5. They all culminate in a live pitch, often called “Demo Day”, in front of a large room or hall packed with potential investors, and after your intensive schooling, the success rate of finding your next round of funding, is incredibly high.
Why do they run these programmes? Simple — they all take a percentage of your company, ranging from three to six percent. So these accelerators are all becoming owners of portfolios of highly successful tech companies.
Wouldn’t it be amazing if we had extensive programmes like these in emerging markets like South Africa?
“What are you talking about?”, I can already hear you saying. Google’s Umbono programme launched in South Africa a few months ago.

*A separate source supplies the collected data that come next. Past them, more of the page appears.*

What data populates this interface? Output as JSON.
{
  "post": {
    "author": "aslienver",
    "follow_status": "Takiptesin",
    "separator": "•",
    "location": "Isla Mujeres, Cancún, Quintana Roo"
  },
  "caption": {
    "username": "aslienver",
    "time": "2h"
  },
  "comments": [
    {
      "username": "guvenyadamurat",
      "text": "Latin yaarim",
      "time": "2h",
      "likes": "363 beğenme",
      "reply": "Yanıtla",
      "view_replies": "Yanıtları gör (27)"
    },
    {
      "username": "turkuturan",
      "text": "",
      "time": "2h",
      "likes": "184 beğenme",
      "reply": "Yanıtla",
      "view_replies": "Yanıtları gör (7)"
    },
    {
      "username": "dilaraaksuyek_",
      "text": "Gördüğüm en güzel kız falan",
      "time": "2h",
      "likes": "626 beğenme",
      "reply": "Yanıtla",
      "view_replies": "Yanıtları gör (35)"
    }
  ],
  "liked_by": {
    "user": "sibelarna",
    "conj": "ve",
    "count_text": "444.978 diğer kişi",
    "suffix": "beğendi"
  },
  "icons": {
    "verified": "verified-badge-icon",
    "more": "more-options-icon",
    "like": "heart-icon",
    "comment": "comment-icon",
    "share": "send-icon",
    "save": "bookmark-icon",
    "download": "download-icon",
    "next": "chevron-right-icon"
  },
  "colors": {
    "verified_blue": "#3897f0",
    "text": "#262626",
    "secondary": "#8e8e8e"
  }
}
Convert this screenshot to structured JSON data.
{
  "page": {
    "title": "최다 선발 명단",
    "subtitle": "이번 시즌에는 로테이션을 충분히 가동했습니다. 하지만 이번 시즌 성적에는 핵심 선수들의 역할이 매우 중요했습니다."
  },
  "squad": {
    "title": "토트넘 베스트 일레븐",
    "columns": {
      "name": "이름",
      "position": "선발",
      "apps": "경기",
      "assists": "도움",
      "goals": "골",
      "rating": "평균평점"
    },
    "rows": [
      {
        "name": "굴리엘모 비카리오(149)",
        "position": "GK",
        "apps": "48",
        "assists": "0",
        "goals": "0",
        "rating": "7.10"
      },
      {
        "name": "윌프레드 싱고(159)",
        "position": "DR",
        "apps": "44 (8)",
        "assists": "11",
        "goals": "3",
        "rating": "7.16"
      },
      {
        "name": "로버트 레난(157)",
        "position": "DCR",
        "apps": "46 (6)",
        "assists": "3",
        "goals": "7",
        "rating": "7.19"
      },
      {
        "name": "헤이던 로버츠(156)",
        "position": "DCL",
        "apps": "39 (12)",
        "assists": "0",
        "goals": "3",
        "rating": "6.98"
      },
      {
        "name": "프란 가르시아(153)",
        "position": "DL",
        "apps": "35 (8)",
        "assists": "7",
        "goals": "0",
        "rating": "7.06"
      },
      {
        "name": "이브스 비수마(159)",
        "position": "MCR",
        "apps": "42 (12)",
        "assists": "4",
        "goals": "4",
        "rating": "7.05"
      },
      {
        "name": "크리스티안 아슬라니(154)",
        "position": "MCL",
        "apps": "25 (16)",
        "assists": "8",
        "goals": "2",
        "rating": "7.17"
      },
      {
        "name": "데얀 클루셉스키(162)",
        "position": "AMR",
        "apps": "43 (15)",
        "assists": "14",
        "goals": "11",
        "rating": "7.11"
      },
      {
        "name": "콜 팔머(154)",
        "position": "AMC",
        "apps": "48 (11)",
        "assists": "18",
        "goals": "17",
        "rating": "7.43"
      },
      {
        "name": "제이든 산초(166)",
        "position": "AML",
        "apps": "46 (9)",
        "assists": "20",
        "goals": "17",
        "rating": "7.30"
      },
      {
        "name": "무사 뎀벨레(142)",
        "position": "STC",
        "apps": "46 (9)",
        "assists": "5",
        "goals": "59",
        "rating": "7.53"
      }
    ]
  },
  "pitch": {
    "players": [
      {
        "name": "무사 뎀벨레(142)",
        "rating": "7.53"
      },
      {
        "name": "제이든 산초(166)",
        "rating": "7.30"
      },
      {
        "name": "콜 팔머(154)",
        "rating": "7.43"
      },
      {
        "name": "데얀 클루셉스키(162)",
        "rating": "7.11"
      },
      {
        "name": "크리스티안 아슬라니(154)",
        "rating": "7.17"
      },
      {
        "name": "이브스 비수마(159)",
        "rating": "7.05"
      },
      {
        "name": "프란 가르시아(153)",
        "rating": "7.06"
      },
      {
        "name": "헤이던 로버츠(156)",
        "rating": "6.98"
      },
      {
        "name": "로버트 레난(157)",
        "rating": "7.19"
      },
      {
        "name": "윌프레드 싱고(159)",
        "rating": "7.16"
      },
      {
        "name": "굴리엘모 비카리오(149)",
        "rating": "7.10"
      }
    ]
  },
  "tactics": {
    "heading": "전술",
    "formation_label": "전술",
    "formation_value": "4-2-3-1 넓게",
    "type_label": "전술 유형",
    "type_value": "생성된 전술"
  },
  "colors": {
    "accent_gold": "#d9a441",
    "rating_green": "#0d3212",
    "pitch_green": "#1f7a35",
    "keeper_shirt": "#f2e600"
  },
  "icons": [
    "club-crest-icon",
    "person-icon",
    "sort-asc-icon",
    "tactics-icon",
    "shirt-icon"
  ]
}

Now don’t get me wrong, I think it’s fantastic that Umbono launched, and it’s a step in the right direction, but more is needed.
The IT industries in emerging markets need entrepreneurs to be schooled in the art of creating, launching and scaling a great tech concept, becoming skilled at pitching, and being mentored by dozens of tech entrepreneurs (who in the last few years achieved what this new breed of entrepreneurs are hoping to achieve). These super entrepreneurs then need to be introduced to the right angel investors & Venture Capitalists to fund their ventures.
I see these accelerators (and actually much of Silicon Valley) as functioning like a well-oiled machine. They’ve learned the art of turning entrepreneurs with ideas, passion and the readiness to work hard, into gold.
We’ve got entrepreneurs with ideas (I should know: I wrote an article years ago on angel investing which got ranked on Google, and I still get sent a dozen pitches a week!), passion, and the willingness to work hard.
The emerging market machine needs to gather momentum, and then we can look forward to the tech startup scene in markets like South Africa creating gold.